L’anorexie a des répercussions importantes sur la vie familiale et sociale. On constate un REPLI progressif et l’apparition de nouveaux rituels au fur et à mesure que s’installe la maladie : excuses pour ne pas être présente à telle occasion, évitement, mensonge,…

Ceci me parle aussi en matière de vaginisme : la femme qui en souffre peut se sentir mal à l’aise en société lorsque sont évoqués les sujets de la sexualité ou de la grossesse. Sont alors mises en place des réactions d’évitement : quitter un repas de famille lorsque les discussions autour de la maternité débutent, mentir lorsque le sujet de la sexualité est abordé entre copines, etc.

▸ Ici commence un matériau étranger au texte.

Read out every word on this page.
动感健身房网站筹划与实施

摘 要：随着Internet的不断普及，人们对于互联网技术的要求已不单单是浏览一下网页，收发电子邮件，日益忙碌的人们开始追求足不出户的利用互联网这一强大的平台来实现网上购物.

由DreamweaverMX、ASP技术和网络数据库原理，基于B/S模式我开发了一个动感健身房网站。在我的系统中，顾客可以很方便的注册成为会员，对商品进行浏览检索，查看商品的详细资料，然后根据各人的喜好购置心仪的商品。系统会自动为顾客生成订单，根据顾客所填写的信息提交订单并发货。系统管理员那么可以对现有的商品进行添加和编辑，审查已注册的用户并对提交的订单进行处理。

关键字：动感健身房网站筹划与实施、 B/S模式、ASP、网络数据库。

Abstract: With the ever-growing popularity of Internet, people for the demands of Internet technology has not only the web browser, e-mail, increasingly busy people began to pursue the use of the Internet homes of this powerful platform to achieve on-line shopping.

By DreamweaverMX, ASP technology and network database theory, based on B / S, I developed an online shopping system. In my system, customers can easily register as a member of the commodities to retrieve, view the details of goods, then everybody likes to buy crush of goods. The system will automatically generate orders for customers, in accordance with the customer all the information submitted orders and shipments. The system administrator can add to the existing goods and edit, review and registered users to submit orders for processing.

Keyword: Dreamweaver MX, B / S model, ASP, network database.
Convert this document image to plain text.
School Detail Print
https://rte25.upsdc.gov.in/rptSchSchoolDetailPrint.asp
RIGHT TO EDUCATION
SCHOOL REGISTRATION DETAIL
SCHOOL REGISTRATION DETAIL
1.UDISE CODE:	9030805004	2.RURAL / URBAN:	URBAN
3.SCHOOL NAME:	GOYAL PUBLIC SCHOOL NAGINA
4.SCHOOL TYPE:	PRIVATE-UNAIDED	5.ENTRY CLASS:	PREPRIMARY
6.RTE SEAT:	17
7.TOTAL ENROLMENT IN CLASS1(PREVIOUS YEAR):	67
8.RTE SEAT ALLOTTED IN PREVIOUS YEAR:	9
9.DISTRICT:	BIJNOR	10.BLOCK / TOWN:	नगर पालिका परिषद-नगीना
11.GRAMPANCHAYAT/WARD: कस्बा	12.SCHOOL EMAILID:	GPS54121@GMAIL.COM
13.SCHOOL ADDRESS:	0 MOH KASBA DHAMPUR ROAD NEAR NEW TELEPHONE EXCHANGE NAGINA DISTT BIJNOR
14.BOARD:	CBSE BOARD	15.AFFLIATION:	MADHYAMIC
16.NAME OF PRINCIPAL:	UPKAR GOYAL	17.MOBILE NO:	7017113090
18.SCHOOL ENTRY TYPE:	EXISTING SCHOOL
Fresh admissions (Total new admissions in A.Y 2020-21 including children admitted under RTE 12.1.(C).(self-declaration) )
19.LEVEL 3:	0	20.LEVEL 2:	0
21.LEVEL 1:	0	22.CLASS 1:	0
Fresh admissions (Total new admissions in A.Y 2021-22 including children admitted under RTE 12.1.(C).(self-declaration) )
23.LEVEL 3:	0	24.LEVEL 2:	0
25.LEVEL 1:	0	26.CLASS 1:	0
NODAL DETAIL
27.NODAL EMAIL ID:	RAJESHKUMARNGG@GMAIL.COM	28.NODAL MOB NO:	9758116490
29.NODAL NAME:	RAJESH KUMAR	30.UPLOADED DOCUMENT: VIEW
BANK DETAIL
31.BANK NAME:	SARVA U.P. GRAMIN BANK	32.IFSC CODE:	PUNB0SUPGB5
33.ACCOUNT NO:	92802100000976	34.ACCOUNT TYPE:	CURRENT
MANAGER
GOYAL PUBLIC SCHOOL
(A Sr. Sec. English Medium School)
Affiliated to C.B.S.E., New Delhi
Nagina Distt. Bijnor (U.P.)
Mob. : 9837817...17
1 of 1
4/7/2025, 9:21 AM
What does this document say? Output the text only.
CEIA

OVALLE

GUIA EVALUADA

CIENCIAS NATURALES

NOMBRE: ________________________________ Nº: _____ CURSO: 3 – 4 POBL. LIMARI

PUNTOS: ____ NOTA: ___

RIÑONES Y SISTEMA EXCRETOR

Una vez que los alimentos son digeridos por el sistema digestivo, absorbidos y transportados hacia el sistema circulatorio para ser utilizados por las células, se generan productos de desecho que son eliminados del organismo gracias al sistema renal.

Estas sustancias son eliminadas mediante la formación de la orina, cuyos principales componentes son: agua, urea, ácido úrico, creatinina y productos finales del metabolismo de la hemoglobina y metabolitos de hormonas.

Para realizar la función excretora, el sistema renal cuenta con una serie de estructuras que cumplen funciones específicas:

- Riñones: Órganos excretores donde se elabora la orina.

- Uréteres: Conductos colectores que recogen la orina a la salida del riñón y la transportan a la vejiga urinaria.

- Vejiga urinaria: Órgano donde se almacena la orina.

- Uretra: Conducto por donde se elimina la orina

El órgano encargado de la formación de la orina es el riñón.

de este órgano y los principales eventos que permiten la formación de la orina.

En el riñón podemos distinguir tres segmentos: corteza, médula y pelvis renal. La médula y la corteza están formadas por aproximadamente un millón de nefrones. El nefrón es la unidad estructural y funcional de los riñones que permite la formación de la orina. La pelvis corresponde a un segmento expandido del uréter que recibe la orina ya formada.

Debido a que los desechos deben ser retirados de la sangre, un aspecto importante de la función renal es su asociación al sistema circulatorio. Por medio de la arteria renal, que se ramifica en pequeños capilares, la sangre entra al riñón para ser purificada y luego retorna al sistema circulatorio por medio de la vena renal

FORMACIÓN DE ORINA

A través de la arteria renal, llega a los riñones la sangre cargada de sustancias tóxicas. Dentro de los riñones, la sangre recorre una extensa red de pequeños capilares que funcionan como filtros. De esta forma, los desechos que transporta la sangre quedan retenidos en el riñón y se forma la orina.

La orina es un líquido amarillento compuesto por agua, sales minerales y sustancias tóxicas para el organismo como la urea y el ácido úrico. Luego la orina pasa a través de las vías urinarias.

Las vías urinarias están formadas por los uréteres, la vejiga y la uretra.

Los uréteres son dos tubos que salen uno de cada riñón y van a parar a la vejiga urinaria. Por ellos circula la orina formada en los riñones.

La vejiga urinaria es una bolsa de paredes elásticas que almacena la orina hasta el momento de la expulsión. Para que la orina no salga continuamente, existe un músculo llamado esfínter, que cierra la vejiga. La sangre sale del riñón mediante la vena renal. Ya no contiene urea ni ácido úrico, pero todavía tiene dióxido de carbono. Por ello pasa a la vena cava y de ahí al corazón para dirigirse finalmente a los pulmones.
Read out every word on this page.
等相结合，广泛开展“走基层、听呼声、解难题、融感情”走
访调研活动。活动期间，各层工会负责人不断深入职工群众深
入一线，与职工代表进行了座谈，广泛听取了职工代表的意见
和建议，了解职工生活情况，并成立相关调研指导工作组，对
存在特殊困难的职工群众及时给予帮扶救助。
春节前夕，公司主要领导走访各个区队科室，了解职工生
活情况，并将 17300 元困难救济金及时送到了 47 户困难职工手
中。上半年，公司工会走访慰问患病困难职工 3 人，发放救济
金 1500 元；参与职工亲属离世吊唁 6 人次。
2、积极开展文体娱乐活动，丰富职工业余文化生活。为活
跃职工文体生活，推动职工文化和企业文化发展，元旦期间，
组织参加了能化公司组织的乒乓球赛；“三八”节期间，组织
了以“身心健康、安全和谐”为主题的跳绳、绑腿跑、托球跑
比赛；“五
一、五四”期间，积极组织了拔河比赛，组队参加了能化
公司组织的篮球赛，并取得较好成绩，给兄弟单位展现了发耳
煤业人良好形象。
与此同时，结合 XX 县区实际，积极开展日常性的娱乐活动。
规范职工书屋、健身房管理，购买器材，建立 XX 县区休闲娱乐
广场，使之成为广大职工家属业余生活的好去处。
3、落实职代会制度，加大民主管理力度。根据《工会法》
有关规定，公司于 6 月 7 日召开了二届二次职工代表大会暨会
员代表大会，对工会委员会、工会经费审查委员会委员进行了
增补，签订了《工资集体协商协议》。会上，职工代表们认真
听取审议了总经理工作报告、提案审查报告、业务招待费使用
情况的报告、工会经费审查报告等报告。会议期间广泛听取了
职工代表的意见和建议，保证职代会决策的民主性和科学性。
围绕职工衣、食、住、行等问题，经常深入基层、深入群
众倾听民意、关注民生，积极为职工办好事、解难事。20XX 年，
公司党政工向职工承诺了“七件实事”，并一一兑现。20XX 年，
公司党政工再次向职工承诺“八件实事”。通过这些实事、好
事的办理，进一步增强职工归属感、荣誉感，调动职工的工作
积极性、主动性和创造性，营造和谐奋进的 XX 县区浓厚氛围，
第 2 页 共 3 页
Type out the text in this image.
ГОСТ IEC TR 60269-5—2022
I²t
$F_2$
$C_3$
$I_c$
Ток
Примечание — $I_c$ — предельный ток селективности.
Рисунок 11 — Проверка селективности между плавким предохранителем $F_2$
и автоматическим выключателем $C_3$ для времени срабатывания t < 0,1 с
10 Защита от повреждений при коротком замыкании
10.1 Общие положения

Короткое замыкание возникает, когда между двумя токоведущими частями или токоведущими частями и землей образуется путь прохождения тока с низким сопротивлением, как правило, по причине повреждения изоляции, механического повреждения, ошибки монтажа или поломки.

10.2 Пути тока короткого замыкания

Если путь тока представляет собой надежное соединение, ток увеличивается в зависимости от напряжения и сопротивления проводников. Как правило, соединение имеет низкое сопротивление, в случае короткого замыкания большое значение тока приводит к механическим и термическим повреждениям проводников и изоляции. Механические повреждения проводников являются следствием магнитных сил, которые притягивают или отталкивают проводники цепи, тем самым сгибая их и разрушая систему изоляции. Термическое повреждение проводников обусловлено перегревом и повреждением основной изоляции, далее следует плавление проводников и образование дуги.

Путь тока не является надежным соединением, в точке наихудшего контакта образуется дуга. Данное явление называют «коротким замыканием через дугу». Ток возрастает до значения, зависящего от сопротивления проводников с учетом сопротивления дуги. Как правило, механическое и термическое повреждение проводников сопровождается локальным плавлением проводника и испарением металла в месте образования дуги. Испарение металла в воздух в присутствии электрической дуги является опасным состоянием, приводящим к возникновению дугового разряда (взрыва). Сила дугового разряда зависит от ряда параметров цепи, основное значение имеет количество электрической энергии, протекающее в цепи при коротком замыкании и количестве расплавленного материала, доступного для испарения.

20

On retrouve chez l’anorexique un côté obsessionnel : petit à petit se crée une FIXATION sur son poids, la nourriture, certaines parties de son corps. La vaginique aussi construit progressivement son monde autour de son trouble jusqu’à en oublier parfois qu’elle est une femme avant d’être une vaginique. Dissocier les deux, replacer le trouble à sa juste place font parties du processus de guérison.

L’anorexique est souvent confrontée à un DÉNI de la maigreur. La vaginique peut aussi avoir tendance à nier le trouble. Avant de prendre à bras le corps les douleurs et d’entamer des exercices ou une thérapie, il n’est pas rare de mettre en place une véritable politique de l’autruche : « ça va passer », « c’est parce que c’est le début », « je n’ai pas si mal », comportement parfois accentué par les réactions de gynécologues non informés – nous y reviendrons…

A terme, on remarque aussi de part et d’autre des sentiments tels que : honte, culpabilité, manque de confiance en soi, perte d’estime de soi, hypersensibilité face aux critiques.

Comme pour le vaginisme sans doute, le fait de vivre sans une société nourrie de paradoxes n’aide pas…En effet, notre société met sans cesse en avant le bien manger, la santé, l’alimentation équilibrée (« mangez cinq fruits et légumes par jour », « bougez »,…). Pourtant, cette société dans laquelle nous vivons est une société de surabondance. Idem en matière de sexualité : il faut faire l’amour x fois par semaine, il faut être un bon coup, il faut jouir… Le sexe est omniprésent dans les médias mais les douleurs sexuelles qui touchent environ 20% des femmes au cours de leur vie sont pourtant passées sous silence.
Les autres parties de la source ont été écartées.